Have you set up an internal reporting office in accordance with the Whistleblower Protection Act (HinSchG)?

Did you also conduct a data protection impact assessment before setting up the internal reporting office?

There is currently a dispute as to whether a data protection impact assessment (DPIA) must be carried out before an internal hotline is set up and operated.
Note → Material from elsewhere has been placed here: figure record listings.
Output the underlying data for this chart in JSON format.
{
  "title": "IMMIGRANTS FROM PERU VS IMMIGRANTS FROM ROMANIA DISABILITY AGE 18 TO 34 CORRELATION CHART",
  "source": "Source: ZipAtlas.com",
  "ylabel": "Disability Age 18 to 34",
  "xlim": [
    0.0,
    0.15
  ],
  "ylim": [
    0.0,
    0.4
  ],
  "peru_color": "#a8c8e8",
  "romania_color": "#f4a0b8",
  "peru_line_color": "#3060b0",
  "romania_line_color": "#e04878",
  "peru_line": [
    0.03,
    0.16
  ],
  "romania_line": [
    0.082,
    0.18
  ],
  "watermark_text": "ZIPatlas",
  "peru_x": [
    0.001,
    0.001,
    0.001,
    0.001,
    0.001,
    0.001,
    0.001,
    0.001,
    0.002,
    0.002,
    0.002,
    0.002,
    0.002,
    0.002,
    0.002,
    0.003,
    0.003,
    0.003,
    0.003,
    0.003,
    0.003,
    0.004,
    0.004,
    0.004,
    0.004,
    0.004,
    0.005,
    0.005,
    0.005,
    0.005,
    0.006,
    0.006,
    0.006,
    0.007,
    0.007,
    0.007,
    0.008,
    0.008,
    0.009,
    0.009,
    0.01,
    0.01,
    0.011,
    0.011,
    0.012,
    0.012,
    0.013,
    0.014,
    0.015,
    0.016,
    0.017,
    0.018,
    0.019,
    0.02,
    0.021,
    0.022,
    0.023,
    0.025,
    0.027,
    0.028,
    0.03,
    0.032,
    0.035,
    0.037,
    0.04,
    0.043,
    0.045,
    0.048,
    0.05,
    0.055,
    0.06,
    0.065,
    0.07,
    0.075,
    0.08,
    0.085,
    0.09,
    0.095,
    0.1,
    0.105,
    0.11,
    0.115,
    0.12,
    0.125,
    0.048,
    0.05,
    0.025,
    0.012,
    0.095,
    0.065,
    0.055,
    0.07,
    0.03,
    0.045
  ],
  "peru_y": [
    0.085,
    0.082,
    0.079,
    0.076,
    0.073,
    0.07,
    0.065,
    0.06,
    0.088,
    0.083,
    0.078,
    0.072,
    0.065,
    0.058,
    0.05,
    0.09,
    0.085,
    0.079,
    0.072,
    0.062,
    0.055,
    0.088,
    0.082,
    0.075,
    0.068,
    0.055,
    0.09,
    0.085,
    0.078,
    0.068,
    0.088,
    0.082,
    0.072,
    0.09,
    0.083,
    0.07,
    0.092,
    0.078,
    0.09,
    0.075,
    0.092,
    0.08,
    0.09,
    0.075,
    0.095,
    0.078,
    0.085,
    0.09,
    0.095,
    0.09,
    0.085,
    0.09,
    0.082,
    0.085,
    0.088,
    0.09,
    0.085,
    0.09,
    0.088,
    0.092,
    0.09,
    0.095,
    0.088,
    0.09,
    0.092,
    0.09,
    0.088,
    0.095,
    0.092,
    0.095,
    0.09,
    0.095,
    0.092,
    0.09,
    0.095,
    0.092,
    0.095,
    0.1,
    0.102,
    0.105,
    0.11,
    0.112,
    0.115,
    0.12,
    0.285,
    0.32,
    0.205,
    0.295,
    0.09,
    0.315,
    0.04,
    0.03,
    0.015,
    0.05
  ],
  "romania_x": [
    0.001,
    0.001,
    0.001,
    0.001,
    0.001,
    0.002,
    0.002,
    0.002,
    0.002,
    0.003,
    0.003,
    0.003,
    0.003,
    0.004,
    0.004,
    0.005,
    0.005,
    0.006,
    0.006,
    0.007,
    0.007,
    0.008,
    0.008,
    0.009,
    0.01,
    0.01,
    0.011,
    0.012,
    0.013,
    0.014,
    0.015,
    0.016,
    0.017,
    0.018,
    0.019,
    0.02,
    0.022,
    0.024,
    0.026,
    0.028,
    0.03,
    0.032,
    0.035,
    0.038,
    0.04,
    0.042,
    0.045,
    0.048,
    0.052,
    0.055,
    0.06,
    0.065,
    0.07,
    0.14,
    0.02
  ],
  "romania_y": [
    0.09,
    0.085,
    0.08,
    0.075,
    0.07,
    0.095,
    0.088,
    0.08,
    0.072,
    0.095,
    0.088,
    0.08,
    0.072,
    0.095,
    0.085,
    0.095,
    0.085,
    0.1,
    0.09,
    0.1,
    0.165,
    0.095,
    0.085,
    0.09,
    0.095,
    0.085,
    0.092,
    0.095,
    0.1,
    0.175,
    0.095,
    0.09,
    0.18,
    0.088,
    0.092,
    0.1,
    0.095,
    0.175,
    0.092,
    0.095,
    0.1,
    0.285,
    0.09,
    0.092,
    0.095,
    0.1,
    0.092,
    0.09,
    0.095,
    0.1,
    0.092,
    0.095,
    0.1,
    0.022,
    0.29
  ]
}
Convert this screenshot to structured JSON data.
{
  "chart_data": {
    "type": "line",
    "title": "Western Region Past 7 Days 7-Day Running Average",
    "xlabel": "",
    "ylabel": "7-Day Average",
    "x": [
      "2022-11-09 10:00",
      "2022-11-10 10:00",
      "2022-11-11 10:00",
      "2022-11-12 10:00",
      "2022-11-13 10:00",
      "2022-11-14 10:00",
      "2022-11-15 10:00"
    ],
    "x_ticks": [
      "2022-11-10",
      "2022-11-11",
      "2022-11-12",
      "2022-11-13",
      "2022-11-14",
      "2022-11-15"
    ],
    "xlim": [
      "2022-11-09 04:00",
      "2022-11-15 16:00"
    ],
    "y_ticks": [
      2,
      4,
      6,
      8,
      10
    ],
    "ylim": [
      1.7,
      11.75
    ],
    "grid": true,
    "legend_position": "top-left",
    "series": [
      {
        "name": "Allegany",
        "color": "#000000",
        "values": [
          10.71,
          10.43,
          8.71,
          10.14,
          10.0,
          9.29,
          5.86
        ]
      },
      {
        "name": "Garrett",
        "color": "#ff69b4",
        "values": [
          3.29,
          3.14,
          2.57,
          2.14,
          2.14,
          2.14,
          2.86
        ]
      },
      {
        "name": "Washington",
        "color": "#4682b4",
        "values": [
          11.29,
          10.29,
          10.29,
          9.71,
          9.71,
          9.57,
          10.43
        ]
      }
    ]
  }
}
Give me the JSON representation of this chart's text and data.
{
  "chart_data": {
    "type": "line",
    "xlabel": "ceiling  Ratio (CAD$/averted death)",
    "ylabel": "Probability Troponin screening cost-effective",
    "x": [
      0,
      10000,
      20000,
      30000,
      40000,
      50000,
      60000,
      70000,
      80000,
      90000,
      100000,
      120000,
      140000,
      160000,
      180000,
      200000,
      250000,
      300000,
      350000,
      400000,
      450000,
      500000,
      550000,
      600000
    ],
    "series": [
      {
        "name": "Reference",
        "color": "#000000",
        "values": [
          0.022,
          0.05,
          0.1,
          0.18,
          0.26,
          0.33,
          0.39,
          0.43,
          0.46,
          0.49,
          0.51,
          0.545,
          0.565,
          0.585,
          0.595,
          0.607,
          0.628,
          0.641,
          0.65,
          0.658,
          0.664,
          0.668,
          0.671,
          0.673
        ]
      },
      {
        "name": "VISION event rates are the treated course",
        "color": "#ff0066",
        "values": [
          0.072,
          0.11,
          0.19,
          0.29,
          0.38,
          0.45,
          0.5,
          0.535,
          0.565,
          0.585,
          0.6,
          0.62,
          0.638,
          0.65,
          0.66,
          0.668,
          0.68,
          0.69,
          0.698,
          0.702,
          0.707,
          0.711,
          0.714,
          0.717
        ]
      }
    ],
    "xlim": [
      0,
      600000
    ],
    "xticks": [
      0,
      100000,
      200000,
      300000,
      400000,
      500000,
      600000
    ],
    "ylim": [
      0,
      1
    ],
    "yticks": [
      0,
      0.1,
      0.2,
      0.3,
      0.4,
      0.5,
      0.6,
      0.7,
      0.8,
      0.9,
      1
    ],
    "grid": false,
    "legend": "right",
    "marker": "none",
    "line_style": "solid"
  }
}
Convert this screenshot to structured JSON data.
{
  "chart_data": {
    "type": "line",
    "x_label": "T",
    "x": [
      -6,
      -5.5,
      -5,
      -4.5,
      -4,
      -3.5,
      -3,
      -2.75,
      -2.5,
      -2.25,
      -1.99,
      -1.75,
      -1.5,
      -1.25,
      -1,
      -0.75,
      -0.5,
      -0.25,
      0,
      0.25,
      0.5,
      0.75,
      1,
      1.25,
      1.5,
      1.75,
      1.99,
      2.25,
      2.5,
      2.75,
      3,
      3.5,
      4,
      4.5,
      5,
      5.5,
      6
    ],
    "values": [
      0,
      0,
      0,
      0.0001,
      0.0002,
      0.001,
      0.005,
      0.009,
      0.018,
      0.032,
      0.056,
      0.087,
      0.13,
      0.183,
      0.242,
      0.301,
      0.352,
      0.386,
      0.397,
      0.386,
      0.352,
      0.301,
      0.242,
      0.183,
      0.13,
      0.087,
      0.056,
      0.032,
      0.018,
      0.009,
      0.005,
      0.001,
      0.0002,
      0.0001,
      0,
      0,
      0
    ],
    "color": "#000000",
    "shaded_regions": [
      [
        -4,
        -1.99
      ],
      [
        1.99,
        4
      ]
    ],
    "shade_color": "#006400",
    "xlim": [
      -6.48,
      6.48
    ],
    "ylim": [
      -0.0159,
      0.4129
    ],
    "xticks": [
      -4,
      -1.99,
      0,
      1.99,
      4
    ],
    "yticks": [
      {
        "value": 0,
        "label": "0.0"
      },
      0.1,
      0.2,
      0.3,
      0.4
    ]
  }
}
According to Art. 35 of the GDPR, a so-called data protection impact assessment (DPIA) must always be carried out if data processing entails a high or very high risk for the rights and freedoms of a person. In that case, the data controller must conduct a DSIA before implementing the data processing and determine what consequences a planned processing would have for the protection of data subjects' data. The DSFA is intended to describe, assess and reduce the risks of data processing.

Therefore, the first question is whether the General Data Protection Regulation (GDPR) applies at all to a whistleblower protection system?

This is at least the case if the report in the whistleblower protection system is not anonymous. In this case, personal data is often processed with the report and therefore the GDPR must also be applied.

Is the processing of personal data in a whistleblower protection system likely to result in a high or even very high risk to the rights and freedoms of individuals?

There is guidance from the Conference on Data Protection (DSK) which states that "a whistleblowing procedure is subject to a data protection impact assessment because of the particularly high risk to the rights and freedoms of natural persons".

This is an opinion, but not an argument. I also doubt that this assumption is so sweepingly correct.

However, it must be acknowledged that reports in whistleblower protection systems can contain sensitive content, violations and criminal acts that can have serious consequences for the person affected by the report.

When reading the legal literature on this subject, the vast majority of authors therefore assume that a DSFA must or at least should be carried out before the internal hotlines are set up and operated.

I, too, advise my clients to conduct a DSFA before implementing a whistleblower protection system, so that you will have it "just in case". Better safe than sorry. Or as a colleague wrote. "in dubio pro DSFA".